Condition monitoring and early diagnostics methodologies for hydropower plants
Alessandro Betti (1), Emanuele Crisostomi (2), Gianluca Paolinelli, (3), Antonio Piazzi (1), Fabrizio Ruffini (1), Mauro Tucci (2) ((1) i-EM, S.r.l., (2) Department of Energy, Systems, Territory, Constructions, Engineering, University of Pisa, (3) Pure Power Control S.r.l.)

TL;DR
This paper introduces a novel KPI for hydropower plant condition monitoring, demonstrating its effectiveness in fault detection and maintenance support over a year of real-world operation, outperforming traditional control charts.
Contribution
The paper presents a new KPI for hydropower plants that enhances fault detection and maintenance, validated through long-term real-world testing.
Findings
The KPI successfully identified multiple faults in operating hydropower plants.
It outperformed conventional control charts like Hotelling t2.

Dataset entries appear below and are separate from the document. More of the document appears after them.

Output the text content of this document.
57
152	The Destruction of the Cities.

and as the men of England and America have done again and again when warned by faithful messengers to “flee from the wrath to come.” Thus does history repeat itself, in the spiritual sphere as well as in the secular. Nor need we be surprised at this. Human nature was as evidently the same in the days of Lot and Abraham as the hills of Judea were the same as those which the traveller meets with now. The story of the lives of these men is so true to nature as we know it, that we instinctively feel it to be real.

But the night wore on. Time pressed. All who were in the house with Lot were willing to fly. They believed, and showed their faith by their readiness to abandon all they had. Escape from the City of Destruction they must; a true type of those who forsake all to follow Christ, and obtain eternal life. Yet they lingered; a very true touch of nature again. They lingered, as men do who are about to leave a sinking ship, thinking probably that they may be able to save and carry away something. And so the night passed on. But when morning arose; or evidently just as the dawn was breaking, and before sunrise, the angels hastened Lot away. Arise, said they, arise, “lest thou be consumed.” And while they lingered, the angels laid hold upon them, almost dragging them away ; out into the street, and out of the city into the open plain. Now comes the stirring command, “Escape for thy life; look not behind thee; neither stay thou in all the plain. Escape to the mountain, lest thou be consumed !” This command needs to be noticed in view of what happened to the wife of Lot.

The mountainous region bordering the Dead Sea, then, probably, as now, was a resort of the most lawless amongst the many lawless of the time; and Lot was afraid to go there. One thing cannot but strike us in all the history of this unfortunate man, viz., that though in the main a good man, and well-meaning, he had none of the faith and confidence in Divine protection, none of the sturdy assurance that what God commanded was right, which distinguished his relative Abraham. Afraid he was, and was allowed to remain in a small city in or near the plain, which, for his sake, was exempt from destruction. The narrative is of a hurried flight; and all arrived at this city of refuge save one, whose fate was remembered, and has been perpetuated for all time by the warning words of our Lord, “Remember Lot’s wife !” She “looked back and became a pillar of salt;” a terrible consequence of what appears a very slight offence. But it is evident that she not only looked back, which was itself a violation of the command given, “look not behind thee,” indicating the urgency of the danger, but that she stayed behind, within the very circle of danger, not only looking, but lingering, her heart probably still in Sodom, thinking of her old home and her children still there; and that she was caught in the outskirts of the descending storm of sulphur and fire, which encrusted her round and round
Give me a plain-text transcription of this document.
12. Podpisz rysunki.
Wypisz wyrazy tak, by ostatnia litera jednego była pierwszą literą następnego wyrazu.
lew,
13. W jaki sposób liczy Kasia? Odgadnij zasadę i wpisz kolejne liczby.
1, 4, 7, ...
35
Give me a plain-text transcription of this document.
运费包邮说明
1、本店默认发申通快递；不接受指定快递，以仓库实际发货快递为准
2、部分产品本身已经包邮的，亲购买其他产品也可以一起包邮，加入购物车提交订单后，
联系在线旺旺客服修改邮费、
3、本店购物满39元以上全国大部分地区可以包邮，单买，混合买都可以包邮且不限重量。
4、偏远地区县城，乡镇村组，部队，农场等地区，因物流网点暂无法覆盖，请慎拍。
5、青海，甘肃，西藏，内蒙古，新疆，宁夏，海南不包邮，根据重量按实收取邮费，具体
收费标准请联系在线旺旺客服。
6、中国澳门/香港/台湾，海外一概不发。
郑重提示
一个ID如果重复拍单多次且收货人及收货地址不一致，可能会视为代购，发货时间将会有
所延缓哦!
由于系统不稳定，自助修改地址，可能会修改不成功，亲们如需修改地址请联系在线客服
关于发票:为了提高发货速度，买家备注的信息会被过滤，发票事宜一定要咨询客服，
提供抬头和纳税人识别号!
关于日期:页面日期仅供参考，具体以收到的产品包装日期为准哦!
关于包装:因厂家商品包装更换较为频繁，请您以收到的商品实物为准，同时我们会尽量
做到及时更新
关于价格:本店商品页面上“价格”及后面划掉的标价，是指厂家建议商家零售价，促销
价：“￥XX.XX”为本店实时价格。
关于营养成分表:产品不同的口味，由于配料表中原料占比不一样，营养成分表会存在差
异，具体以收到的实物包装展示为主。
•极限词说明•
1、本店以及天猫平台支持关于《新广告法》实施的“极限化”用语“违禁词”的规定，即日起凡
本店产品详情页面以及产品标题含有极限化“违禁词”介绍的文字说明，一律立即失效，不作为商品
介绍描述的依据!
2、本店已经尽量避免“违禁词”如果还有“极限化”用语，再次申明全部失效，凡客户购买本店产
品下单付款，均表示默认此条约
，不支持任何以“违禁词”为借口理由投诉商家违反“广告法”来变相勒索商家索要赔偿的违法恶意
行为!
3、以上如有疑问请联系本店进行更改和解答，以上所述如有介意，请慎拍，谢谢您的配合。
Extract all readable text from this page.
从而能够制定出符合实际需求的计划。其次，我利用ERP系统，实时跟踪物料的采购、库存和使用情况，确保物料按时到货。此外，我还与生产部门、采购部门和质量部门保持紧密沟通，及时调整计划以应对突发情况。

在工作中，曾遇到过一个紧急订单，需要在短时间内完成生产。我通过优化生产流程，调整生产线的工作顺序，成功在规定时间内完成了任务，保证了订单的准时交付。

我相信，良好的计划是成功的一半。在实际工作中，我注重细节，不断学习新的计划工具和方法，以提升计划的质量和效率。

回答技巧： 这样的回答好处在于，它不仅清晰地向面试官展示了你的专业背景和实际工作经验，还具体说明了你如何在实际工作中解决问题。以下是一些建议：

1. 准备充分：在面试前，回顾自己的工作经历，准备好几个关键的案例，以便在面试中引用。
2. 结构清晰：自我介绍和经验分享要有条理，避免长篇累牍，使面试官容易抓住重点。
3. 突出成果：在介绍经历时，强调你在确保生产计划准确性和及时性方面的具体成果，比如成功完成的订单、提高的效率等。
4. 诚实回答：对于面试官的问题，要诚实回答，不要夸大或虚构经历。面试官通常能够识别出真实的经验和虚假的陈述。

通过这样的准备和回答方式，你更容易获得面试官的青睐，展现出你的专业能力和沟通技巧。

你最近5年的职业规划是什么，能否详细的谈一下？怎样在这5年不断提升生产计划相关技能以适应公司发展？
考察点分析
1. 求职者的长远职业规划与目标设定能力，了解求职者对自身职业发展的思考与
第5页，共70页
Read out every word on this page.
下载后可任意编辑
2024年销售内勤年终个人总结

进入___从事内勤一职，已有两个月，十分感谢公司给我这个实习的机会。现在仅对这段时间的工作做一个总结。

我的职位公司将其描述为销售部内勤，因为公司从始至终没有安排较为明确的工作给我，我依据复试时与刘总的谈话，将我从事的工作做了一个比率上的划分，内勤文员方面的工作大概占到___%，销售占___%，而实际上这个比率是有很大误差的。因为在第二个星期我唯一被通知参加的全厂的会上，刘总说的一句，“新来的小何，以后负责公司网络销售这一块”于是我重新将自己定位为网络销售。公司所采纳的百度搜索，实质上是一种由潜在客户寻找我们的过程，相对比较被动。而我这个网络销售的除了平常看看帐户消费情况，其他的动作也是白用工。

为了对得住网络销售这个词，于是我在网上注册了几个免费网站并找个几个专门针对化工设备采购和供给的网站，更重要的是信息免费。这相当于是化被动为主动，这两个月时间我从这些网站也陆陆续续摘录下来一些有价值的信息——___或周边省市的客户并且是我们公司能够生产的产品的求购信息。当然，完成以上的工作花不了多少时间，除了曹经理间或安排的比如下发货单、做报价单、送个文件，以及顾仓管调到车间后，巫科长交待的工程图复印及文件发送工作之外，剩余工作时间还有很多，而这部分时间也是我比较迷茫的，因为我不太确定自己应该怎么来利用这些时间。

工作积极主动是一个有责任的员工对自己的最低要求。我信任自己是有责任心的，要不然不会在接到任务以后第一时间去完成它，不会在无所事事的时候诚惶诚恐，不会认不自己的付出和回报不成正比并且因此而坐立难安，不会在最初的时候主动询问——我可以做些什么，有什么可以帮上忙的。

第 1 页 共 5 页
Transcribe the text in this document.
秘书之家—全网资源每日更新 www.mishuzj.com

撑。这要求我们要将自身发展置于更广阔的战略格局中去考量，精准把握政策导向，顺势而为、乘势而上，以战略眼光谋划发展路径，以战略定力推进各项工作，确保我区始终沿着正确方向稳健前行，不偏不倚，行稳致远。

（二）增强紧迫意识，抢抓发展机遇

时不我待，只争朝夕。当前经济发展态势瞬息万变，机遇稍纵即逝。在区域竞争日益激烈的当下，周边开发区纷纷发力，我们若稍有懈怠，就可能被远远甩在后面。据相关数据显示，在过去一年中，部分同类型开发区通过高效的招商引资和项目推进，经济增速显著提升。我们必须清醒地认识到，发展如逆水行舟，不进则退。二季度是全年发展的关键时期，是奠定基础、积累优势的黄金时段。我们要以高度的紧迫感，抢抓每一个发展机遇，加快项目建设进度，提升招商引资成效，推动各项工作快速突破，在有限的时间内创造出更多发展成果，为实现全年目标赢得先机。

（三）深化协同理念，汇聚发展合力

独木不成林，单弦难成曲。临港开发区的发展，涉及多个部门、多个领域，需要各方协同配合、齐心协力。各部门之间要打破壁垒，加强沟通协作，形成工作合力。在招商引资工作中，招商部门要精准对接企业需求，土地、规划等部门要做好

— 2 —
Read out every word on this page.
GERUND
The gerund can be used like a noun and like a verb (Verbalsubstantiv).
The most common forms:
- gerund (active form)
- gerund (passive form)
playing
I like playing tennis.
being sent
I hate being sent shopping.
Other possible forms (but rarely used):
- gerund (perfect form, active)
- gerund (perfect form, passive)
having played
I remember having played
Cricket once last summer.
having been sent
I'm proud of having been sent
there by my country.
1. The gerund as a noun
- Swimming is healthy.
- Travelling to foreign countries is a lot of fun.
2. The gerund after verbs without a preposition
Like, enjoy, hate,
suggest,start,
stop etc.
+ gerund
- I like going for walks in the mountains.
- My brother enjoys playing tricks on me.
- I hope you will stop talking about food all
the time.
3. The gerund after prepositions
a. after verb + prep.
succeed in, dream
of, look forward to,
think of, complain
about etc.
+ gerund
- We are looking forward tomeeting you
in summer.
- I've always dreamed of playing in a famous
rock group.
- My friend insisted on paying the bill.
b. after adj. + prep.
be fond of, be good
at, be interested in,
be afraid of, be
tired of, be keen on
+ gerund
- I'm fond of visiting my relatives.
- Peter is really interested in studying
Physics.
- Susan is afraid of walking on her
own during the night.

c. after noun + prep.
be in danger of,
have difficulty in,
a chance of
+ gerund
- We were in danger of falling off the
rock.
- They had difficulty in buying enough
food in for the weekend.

The KPI supports operational and maintenance decision-making.
Abstract
Hydropower plants are one of the most convenient option for power generation, as they generate energy exploiting a renewable source, they have relatively low operating and maintenance costs, and they may be used to provide ancillary services, exploiting the large reservoirs of available water. The recent advances in Information and Communication Technologies (ICT) and in machine learning methodologies are seen as fundamental enablers to upgrade and modernize the current operation of most hydropower plants, in terms of condition monitoring, early diagnostics and eventually predictive maintenance. While very few works, or running technologies, have been documented so far for the hydro case, in this paper we propose a novel Key Performance Indicator (KPI) that we have recently developed and tested on operating hydropower plants. In particular, we show that after more than one year of…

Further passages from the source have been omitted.